June 7

What was advertised in a colonial American newspaper 250 years ago today?

Jun 7 - 6:7:1768 South-Carolina Gazette and Country Journal
South-Carolina Gazette and Country Journal (June 7, 1768).

“Mr. STRATON will begin a Course of LECTURES.”

Schoolmaster Osborne Straton frequently advertised his “British Academy on the Green” in the newspapers published in Charleston in the late 1760s. Although he usually sought students who would enroll in his academy, on occasion he offered other opportunities for instruction to the residents of the city. For instance, during the summer of 1768 he delivered “a Course of LECTURES” that took place on Thursday and Saturday afternoons. Straton established a theme for his lecture series, proposing to explicate “a compleat System of Arithmetic, Geometry and Architecture” and promising that each “shall be fully explained, from their first Principles to their Present happy Improvement.”
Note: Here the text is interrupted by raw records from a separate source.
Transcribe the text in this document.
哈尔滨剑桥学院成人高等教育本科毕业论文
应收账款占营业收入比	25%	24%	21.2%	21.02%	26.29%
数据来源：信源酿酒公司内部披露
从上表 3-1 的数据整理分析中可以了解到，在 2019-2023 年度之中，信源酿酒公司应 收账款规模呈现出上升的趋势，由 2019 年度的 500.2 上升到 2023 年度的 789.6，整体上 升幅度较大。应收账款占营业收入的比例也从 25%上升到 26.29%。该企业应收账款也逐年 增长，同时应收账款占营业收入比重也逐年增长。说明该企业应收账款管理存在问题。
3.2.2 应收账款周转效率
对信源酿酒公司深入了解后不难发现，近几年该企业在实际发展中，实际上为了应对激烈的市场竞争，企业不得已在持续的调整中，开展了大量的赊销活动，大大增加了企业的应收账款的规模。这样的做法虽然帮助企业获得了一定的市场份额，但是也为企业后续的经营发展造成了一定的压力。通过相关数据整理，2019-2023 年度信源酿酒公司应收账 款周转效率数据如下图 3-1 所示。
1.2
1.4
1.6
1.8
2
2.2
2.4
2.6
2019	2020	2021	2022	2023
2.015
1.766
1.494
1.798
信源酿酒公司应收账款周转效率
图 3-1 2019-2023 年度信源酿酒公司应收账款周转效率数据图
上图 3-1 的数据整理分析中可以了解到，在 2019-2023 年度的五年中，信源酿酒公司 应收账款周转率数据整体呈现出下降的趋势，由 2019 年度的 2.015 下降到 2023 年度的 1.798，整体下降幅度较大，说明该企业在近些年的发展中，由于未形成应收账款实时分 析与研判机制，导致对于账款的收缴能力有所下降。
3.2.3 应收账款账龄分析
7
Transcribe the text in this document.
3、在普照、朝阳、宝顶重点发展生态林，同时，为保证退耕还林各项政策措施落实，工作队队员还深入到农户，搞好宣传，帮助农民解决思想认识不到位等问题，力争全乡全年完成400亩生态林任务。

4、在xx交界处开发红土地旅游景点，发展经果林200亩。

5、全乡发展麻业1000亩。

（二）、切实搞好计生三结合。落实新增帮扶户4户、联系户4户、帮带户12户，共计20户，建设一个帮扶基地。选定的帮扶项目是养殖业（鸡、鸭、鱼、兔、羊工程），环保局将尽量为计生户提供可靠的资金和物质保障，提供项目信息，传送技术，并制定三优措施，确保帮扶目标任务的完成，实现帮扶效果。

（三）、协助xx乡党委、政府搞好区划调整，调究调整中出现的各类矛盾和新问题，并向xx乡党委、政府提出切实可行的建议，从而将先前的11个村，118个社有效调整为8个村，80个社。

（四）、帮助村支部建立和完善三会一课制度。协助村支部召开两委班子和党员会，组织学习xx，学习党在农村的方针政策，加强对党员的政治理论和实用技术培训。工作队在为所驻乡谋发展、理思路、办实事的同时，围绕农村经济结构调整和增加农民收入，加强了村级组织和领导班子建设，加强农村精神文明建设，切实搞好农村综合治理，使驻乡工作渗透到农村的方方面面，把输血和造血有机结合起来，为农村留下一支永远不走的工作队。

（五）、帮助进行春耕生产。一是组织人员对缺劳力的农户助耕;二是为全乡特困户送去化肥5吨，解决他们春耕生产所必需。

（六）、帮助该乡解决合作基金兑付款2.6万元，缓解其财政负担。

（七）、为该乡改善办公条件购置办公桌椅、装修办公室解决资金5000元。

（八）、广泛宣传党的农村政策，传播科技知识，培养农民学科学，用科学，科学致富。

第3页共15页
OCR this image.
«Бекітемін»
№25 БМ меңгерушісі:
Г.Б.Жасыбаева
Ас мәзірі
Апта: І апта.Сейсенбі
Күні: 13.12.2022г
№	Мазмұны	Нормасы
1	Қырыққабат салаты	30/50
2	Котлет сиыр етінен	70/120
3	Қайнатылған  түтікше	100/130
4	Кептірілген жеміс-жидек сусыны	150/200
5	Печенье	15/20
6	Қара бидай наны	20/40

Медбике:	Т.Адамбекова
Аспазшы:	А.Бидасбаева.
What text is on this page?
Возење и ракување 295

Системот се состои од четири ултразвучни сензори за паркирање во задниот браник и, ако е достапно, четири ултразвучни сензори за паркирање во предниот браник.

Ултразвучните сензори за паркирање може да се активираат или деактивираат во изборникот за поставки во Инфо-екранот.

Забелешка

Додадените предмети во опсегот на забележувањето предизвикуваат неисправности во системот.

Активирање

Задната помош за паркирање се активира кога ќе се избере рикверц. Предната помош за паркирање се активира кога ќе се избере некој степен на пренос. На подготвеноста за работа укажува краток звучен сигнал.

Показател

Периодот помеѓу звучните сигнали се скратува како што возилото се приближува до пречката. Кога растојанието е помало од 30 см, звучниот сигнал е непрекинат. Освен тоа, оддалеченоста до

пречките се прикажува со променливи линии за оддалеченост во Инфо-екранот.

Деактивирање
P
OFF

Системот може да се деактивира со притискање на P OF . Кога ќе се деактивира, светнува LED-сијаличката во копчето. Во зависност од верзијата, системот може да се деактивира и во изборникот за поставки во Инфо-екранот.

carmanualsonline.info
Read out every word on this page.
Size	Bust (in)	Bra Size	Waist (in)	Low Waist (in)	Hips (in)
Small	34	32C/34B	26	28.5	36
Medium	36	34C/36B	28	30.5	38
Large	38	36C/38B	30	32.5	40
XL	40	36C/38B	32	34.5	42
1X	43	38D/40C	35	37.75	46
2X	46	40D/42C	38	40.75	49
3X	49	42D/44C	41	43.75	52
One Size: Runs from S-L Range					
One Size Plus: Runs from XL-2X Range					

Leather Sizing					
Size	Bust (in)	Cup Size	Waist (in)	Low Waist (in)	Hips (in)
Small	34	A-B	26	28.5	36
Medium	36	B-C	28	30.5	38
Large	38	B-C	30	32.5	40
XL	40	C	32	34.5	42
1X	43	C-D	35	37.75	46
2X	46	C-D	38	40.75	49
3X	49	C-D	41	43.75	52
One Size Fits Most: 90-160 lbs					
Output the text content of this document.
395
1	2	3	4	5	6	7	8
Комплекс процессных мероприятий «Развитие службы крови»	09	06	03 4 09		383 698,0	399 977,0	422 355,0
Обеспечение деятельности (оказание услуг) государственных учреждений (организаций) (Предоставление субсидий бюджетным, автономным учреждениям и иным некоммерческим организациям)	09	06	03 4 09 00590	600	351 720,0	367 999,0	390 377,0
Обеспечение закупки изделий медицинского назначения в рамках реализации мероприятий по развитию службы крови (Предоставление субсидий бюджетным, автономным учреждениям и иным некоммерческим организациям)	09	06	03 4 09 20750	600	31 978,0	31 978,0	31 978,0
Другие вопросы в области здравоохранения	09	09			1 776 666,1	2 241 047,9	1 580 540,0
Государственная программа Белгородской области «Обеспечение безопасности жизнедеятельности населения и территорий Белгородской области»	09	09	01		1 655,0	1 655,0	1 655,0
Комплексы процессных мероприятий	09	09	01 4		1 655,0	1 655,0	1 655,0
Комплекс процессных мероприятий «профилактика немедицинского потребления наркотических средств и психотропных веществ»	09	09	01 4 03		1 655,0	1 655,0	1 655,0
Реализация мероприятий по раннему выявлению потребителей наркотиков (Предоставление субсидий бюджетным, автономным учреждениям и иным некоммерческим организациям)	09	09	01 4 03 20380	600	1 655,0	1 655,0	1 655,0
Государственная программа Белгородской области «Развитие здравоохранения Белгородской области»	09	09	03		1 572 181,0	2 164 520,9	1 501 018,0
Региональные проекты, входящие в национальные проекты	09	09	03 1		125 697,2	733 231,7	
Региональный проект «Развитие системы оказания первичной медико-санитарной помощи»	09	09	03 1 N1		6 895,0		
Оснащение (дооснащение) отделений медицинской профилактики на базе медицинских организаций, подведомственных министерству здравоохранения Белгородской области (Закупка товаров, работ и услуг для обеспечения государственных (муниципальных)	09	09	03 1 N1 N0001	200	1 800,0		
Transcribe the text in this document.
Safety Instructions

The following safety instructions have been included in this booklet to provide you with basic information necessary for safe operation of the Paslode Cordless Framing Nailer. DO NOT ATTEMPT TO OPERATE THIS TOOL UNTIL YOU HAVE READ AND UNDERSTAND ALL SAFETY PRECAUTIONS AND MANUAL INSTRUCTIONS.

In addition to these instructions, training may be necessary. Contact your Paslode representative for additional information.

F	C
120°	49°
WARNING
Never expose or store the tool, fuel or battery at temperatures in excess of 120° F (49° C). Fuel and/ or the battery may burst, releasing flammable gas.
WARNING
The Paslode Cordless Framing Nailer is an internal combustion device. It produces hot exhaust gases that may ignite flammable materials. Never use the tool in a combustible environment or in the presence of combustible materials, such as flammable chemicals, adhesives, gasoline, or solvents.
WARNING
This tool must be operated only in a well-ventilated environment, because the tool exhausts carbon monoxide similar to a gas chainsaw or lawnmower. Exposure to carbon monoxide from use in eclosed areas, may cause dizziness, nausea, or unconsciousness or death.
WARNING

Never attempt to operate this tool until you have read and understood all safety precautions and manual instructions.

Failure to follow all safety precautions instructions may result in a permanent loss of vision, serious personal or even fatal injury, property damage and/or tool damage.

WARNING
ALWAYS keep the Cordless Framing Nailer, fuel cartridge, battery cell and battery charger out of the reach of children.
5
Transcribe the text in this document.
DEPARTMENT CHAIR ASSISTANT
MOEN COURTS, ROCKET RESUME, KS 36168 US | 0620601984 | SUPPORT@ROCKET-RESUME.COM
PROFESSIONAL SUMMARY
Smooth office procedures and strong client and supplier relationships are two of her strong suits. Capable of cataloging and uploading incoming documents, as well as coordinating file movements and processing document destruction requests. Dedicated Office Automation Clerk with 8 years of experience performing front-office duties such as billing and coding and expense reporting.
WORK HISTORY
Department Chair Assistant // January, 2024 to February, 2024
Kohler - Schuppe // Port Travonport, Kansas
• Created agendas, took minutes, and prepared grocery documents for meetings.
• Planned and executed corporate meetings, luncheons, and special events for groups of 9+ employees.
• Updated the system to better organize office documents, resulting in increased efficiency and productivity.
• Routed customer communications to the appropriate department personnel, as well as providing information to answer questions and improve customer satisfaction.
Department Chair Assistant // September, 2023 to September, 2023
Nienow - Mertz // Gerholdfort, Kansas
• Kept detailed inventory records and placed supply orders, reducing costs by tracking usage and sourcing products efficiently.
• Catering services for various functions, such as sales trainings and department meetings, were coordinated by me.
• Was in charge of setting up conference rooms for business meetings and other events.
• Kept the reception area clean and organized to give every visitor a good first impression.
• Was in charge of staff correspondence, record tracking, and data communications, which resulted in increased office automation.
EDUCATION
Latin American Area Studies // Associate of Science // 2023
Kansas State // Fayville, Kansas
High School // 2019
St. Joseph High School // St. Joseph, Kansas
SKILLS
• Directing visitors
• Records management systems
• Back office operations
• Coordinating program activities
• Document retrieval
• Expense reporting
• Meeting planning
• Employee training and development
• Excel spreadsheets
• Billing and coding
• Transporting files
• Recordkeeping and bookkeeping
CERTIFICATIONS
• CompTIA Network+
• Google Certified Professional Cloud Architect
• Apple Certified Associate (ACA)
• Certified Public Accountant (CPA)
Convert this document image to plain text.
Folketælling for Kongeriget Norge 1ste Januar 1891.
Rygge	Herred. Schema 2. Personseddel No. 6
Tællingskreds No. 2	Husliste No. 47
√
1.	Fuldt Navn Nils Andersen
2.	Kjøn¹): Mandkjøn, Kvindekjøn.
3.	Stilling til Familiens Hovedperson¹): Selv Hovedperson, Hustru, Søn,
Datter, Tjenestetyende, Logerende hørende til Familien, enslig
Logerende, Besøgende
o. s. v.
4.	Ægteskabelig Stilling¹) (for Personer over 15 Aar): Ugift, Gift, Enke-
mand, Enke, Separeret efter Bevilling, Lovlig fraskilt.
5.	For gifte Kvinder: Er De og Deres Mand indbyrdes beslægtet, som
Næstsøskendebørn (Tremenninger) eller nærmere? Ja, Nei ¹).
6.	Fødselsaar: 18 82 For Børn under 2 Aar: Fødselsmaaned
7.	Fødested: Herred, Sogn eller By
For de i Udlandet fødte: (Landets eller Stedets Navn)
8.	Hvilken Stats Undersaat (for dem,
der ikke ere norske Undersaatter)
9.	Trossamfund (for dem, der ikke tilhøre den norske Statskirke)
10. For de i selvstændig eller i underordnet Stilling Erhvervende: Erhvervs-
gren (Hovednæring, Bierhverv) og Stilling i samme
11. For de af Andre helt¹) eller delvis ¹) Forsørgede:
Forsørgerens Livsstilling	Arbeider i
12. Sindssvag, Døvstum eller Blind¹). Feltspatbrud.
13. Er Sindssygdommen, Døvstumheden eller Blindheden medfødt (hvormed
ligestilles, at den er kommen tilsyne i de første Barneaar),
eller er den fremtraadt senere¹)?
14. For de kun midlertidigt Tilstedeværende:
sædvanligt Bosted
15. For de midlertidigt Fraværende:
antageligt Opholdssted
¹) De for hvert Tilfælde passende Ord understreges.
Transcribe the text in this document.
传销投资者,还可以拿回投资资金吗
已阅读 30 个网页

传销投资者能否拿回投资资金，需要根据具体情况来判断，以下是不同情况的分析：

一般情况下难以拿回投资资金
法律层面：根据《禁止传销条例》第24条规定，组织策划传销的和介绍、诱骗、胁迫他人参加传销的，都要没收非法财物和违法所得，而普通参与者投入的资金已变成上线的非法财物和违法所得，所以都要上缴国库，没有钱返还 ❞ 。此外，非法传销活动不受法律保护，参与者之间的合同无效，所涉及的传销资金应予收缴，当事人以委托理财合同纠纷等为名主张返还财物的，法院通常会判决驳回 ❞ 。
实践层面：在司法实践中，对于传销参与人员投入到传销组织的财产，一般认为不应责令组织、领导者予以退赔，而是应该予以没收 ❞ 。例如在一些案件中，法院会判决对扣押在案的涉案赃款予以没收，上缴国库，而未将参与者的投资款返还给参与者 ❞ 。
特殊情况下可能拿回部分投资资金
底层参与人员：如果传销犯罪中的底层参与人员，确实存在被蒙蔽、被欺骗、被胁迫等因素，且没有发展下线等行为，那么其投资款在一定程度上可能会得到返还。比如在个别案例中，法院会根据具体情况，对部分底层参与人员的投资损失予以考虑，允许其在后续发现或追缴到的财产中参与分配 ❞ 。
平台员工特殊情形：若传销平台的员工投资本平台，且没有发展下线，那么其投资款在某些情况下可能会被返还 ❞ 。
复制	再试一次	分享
Compared to the many other schoolmasters and –mistresses that advertised in the South-Carolina Gazette and Country Journal and other newspapers, Straton positioned his British Academy as one of the most elite options available to prospective pupils in the colony. He even concluded his advertisement for the lecture series by noting that he taught Latin and French, reminding regular readers of the extensive curriculum they had encountered in his previous advertisements. For this particular “Course of LECTURES,” however, Straton underscored that he intended to engage general audiences: “The whole to be laid down in a plain Manner so as to be understood even by the unexperienced, for whose Sake this Undertaking is chiefly proposed.” Whether they sought entertainment or elucidation or a combination of the two, Straton invited members of the general public who might not otherwise enroll in his school to benefit from a series of lessons pitched specifically to their level of prior knowledge and experience with the subjects he covered.

Yet he did not throw wide the doors to the British Academy. He expected those who attended the lectures to pay for the experience. He carefully regulated who entered via a system of tickets, sold both by Charles Crouch at the printing office and Straton at the academy. Each ticket “entitle[d] the Bearer to hear eight Lectures.” Straton’s current students who “study any Branch of the Mathematicks” gained free admission, a perquisite of enrolling in his more extensive courses.

The schoolmaster’s verbose advertisements gave readers a sense of the curriculum and teaching style adopted at “the British Academy on the Green.” Even though he oversaw an elite academy, Straton also advertised scholarship opportunities for students who otherwise would not have had the means to enroll in his classes. This lecture series, designed for the benefit of “the unexperienced,” served as another form of outreach to audiences beyond the local gentry. Despite the stuffy persona he frequently cultivated in his advertisements, Starton also managed to communicate an interest in providing educational opportunities for the general public and not just the scions of the elite who could afford to enroll in his academy.